Descontinuidade da vacinação com a dose do Instituto Butantan serve de precaução para aprofundar investigação dos fatores de risco, sem invalidação da eficácia global da imunização

Brasília – O Ministério da Saúde anunciou, nesta segunda-feira, a suspensão temporária da imunização contra a dengue no país com a vacina desenvolvida pelo Instituto Butantan, após a identificação de 42 episódios de reações adversas graves no sistema de vigilância. Entre os casos, três precisaram de internação e dois evoluíram para óbito.

O ministro da Saúde, Alexandre Padilha, afirmou que não é possível concluir que os eventos adversos foram causados pela vacina, mas apontou sinal de alerta e informou que a investigação ficará a cargo de um comitê de especialistas.

“Essa descontinuidade tem um objetivo que é a ação de precaução, para que o Ministério da Saúde, a Anvisa e o Butantan aprofundem a investigação nos 42 casos, que são episódios de reações adversas da vacina, para buscar fatores de risco nessas pessoas, fazer uma espécie de estudo de caso-controle”, disse Padilha na coletiva de imprensa.

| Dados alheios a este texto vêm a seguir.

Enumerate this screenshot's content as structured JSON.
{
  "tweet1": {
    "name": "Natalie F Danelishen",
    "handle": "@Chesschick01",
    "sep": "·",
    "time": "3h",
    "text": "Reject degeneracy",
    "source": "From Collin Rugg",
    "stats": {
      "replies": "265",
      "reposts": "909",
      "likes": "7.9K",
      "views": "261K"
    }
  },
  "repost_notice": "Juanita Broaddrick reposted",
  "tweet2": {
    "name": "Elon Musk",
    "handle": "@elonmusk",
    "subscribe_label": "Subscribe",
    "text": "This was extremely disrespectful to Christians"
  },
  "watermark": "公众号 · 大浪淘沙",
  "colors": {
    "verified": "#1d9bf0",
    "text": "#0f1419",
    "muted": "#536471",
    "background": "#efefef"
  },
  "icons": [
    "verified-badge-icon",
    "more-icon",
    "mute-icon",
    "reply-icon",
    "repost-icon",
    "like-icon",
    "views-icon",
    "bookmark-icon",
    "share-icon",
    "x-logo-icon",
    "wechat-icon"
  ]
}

O ministro ressaltou que a decisão de suspender a estratégia vale apenas para a vacina do Butantan; o imunizante Qdenga, produzido pela Takeda, continua sendo aplicado no SUS.

Até sábado, 30 de maio, pouco mais de 500 mil doses da vacina do Butantan foram aplicadas no país. A vacinação faz parte de um estudo piloto em Botucatu (SP), Maranguape (CE) e Nova Lima (MG), com público-alvo de adolescentes e adultos de 15 a 59 anos, e também envolveu ações em Araguaína (TO). Em fevereiro, o SUS passou a vacinar profissionais de saúde da atenção primária, para 1,2 milhão de trabalhadores.

Apesar da suspensão, o Ministério da Saúde afirma que a estratégia não invalida a eficácia da vacina, que segundo dados do fabricante teve eficácia global de 79,6% e 89% contra dengue grave em estudo divulgado. O Butantan informou que a vacinação continuará discutida com a intenção de retomar o esquema, assim que a segurança for assegurada.

A vigilância segue como parte do Programa Nacional de Imunizações, e serão investigados histórico clínico, doenças preexistentes, fatores de risco individuais, causas alternativas, além de possíveis falhas de qualidade ou erros de imunização.